É que, se na quarta-feira, em Luanda, o “Professor Marcelo” tinha tido dificuldade em sair do auditório onde deu uma aula para alcançar a porta de saída, tal era o aglomerado de curiosos à sua volta, desta vez, na primeira vez que vem às províncias angolanas nesta visita de Estado, o banho de multidão atingiu um outro nível. “Este fica para a história”, chegou a admitir aos jornalistas quando questionado sobre se este banho de multidão, entre tantos por onde já tem passado, tinha sido mais especial do que os outros.

A chegada a Lubango teve direito a banho de multidão que o Presidente português classifica como tendo ficado “para a história”

Já com a voz rouca e visivelmente cansado, Marcelo ainda seria surpreendido por um popular que o desafiou a cantar fado.

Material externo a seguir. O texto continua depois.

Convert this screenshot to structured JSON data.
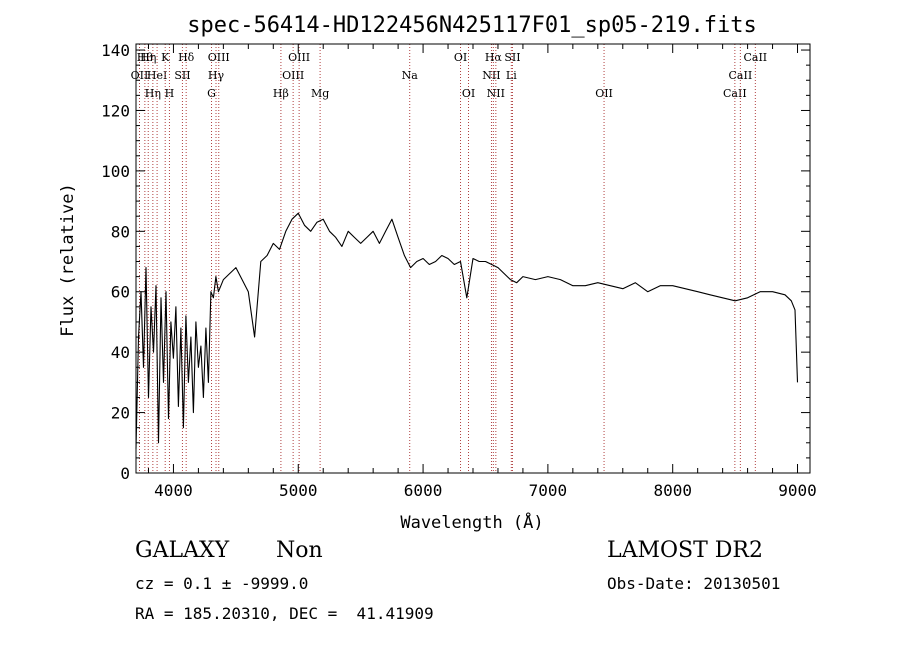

Foi assim que “A canoa do Tejo”, de Carlos do Carmo, chegou ao Lubango, a duas vozes. Para trás ficaram os grupos de danças tradicionais que aguardaram em modo festivo as duas horas que o Presidente os deixou à espera. António, um dos líderes do grupo, disse ao Observador que a dança simbolizava uma “saudação de boas-vindas”, porque era um “prestígio para a nossa província” receber o Presidente Marcelo Rebelo de Sousa, um Presidente que, disse, “tem muito contacto direto com as pessoas”.

Grupo Kataleco espera Marcelo com danças e cantares locais

A espera foi longa e não foi só a comunidade anfitriã que ficou de pedra e cal à espera do Presidente. Também uma grande parte da comitiva presidencial, incluindo os deputados que vieram acompanhar o Presidente da República em representação parlamentar e que também esperaram desde perto das 10h até ao meio-dia e meia que Marcelo chegasse. Ao Observador, e em jeito de brincadeira, o líder parlamentar do PSD, Fernando Negrão, até admitiu que só não estava a “criar raízes” porque já as tinha. Sim, nasceu em Angola.

O calor humano, e o outro calor, não faltou. Marcelo, já cansado e rouco, admitiria que custa ir apoiado num só pé aqueles quilómetros todos, a acenar. Qual Papa, ou qual rock star. Mas o dever a isso obriga, e mesmo depois de deixar toda a equipa de assessores e de segurança em polvorosa, garante não vai saltar nenhum passo do programa. Espera-se um dia longo entre Huíla e Benguela, que deverá terminar com um jantar com a comunidade portuguesa a bordo de uma fragata. “Nem que o jantar seja à meia noite”, ironiza-se entre a comitiva.